Owen? Peregrine’s mouth shaped the name, but he couldn’t seem to make his voice work quite right.

The footman hauled Peregrine onto his back and began patting his shoulders and cheeks with nervous urgency. “My God. Are you all right, my lord?”

Peregrine blinked. It took too long to make his eyes focus on Owen’s face.

A shouted command cracked along the walls of the narrow alley. Familiar. Furious. Running steps preceded Hodges’s arrival, too.

“What the hell happened!” Hodges barked, looking between Owen and Peregrine.

“I was circling the building like you said,” Owen answered, pale and shaken. “Found a man in a cloak trying to strangle Lord Fitzroy. Damned lucky you told me to go ‘round. Wish I had got there a little sooner.”

Hodges dropped to one knee beside Peregrine, offering him a hand to help him into a sitting position. “Christ alive. You breathin’?”

“Bare-ly.” Peregrine’s voice rasped, and Hodges gripped his shoulder, steadying him.

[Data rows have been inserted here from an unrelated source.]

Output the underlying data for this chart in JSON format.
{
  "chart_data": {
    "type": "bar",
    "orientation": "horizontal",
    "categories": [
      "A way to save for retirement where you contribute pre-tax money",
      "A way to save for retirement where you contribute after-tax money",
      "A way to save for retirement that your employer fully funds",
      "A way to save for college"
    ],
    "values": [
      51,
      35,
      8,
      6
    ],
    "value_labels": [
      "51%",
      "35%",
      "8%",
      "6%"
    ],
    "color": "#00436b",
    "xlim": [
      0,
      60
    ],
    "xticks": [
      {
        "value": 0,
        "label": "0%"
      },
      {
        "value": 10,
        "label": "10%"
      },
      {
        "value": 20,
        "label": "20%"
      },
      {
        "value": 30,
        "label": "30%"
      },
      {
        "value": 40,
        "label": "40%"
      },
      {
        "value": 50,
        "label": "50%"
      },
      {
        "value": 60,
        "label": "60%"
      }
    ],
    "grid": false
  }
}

“That wasn’t a bloody pickpocket,” Owen said, still rattled. “Didn’t even take your watch.”

“Mother’s... bogey… man.” His throat ached like fury, but if he spoke slowly, he could get the words out. And so he related the story of the clerk as briefly as possible.

Hodges cursed more. “’Course I can’t get him.”

Peregrine said nothing. He agreed. There was no action they could take now that would not cost more than it gained.

The bank would have security. Trying to question the clerk—or drag him out—would create more problems than it solved, not least of which would be exposing the account tied to Peregrine’s name.

“It’s Goldbourne,” he said shortly. “I have… to let people know.”

“Aye. Her Grace, if nothin’ else,” Hodges added, eyeing the red welts already blooming beneath Peregrine’s cravat. “Let’s scarper before the bastard comes back with a proper weapon and starts shootin’ fish in a barrel.”

How had the clerk known to expect him? He did not imagine that the cloaked man had lingered there for days on end on the off chance Peregrine showed up. It must have been Lincoln’s request for more information that had caught Goldbourne’s attention.

Or Edmunds knew which of us is more fearsome to cross and decided to lure you into a trap, his mother’s voice offered.

If there was only some way to be sure.

Hodges gripped one arm and Owens the other, helping Peregrine to his feet. Fortunately, by the time he was standing, his legs were steady enough that he could walk his own way to the carriage. But he clapped Owens on the shoulder in the privacy of the alley nonetheless, in silent thanks.

And as he let Hodges drive them back to the estate at a fast trot, he reviewed the list of correspondence to send immediately. Charity, of course—she had to stay within the safety of Atholl House. Just in case his attempted murderer decided to get revenge on him another way.

But he also badly needed to talk with Selina. To let her know about Goldbourne. And given that the Queen had been disinclined to do him any favours while being accompanied by Charity suggested that this card wouldn’t be well-played thrice.

Who else could make Her Majesty capitulate? The sole person who had any hope of it was her son, the Regent.

He would have to write to Ravenscroft. If he was lucky, the magpie would do this favour for him as recompense for saving his arse about Sidmouth. But Peregrine had a sneaking feeling that he was going to end up in deep debt at this rate.